Na opinião de cientistas políticos ouvidos pelo GLOBO, a imagem do presidente da Câmara sairá arranhada desse processo assim como sua posição de líder no Congresso. Cunha, no entanto, não deve regredir nem baixar o tom em suas aparições. Renúncia não será uma opção no horizonte. A aposta dos especialistas é que o atual presidente da Câmara fará exatamente o oposto: reagirá ferozmente, detonando novas pautas-bomba e criticando ainda mais o governo Dilma.

— Ser denunciado será uma mácula enorme na imagem de Cunha. Ele vai ter que se defender, e essa é a pior coisa que pode acontecer a um político — diz Eugênio Giglio, professor da ESPM Rio. — A pressão para que ele renuncie à presidência da Câmara será muito grande, mas é bastante improvável que ele adote essa saída. Pelo contrário, acho que sua ruptura com o governo será total.

— Cunha não vai renunciar de jeito nenhum — acredita David Fleischer, professor do Instituto de Ciência Política da UnB. — Ele vai continuar comandando a Câmara com mais raiva e mais vigor. A dose de ódio dele com o governo deve aumentar. Podemos esperar mais pautas-bomba.

No Planalto, a expectativa é que Cunha coloque de pé uma “agenda de vingança” contra Dilma.
Apesar das dificuldades neste primeiro momento, a aposta do Planalto é que, no médio prazo, a denúncia será boa para o governo. Ministros próximos à presidente acreditam que, com as acusações, a tendência é que o presidente da Câmara se enfraqueça politicamente.

— É imprevisível quanto tempo ele aguenta. Muitos deputados vão permanecer ao seu lado, mas a Casa sofrerá um desgaste por ter um réu como presidente. Isso passa a contaminar os parlamentares — avaliou um auxiliar palaciano.

Para o cientista político e coordenador do Grupo de Investigação Eleitoral da Uni-Rio, Felipe Borba, a notícia da denúncia é "muito boa" para o governo.

— Ela enfraquece seu principal opositor e pode até levá-lo a deixar a Mesa da Câmara — afirmou. — É bem provável que Cunha se transforme no alvo das manifestações pró-governo que estão agendadas para acontecer hoje, por exemplo. Isso divide o foco das atenções.

No PMDB, o clima é de cautela.

— Qualquer cidadão pode ser alvo de inquérito, pode ser denunciado e tem a presunção de inocência. O presidente da Câmara não está nem acima nem abaixo disso — afirmou o líder do PMDB, deputado Leonardo Picciani (RJ), aliado de Cunha.

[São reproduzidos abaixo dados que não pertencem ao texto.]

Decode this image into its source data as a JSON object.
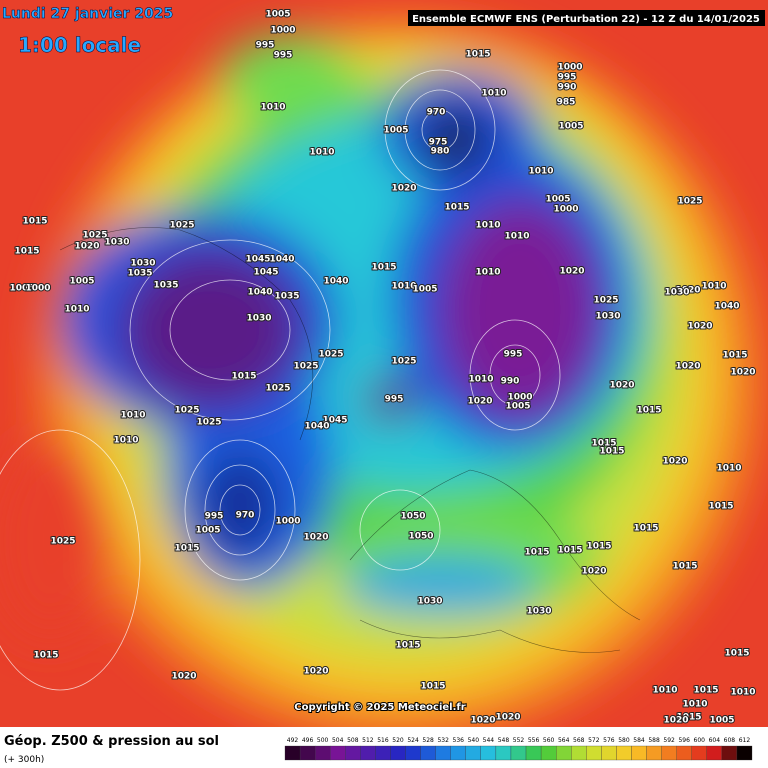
{
  "header": {
    "date": "Lundi 27 janvier 2025",
    "time": "1:00 locale",
    "run": "Ensemble ECMWF ENS  (Perturbation 22)  -  12 Z du 14/01/2025"
  },
  "footer": {
    "title": "Géop. Z500 & pression au sol",
    "lead": "(+ 300h)",
    "copyright": "Copyright © 2025 Meteociel.fr"
  },
  "scale": {
    "ticks": [
      492,
      496,
      500,
      504,
      508,
      512,
      516,
      520,
      524,
      528,
      532,
      536,
      540,
      544,
      548,
      552,
      556,
      560,
      564,
      568,
      572,
      576,
      580,
      584,
      588,
      592,
      596,
      600,
      604,
      608,
      612
    ]
  },
  "isobar_labels": [
    "1005",
    "1000",
    "995",
    "995",
    "1010",
    "1015",
    "1010",
    "1000",
    "995",
    "990",
    "985",
    "1005",
    "970",
    "1005",
    "975",
    "980",
    "1010",
    "1020",
    "1015",
    "1010",
    "1005",
    "1000",
    "1025",
    "1015",
    "1015",
    "1005",
    "1000",
    "1010",
    "1020",
    "1025",
    "1030",
    "1030",
    "1035",
    "1005",
    "1035",
    "1025",
    "1045",
    "1040",
    "1045",
    "1040",
    "1035",
    "1030",
    "1040",
    "1025",
    "1025",
    "1015",
    "1025",
    "1015",
    "1010",
    "1005",
    "1010",
    "1010",
    "1010",
    "1020",
    "1025",
    "995",
    "990",
    "1010",
    "1000",
    "1005",
    "1020",
    "1025",
    "995",
    "1045",
    "1040",
    "1010",
    "1010",
    "1025",
    "1025",
    "1020",
    "1000",
    "995",
    "970",
    "1005",
    "1015",
    "1025",
    "1015",
    "1020",
    "1020",
    "1050",
    "1050",
    "1030",
    "1015",
    "1015",
    "1015",
    "1020",
    "1030",
    "1015",
    "1015",
    "1020",
    "1020",
    "1015",
    "1015",
    "1015",
    "1010",
    "1015",
    "1020",
    "1010",
    "1040",
    "1020",
    "1030",
    "1020",
    "1020",
    "1020",
    "1030",
    "1015",
    "1015",
    "1015",
    "1020",
    "1015",
    "1010",
    "1015",
    "1010",
    "1015",
    "1010",
    "1005",
    "1020"
  ]
}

Um integrante da cúpula partidária disse que desde que ele foi citado na Lava-Jato e, posteriormente, rompeu com o governo, peemedebistas impuseram um distanciamento. A tendência é que em um primeiro momento, o PMDB se solidarize e dê tempo para ele se defender, mas busque deixar claro que os eventuais erros foram cometidos por Cunha e não pelo conjunto do partido.

— Ninguém quer se contaminar. Deputados próximos se afastaram gradativamente, temendo ser atingidos. Vão esperar para ver as reações de Cunha, do governo e da oposição para definir que caminho seguir — disse um peemedebista da cúpula do partido.

A cúpula do PT também estava cautelosa. Dirigentes petistas afirmavam que ainda é preciso saber se o STF vai acolher a denúncia.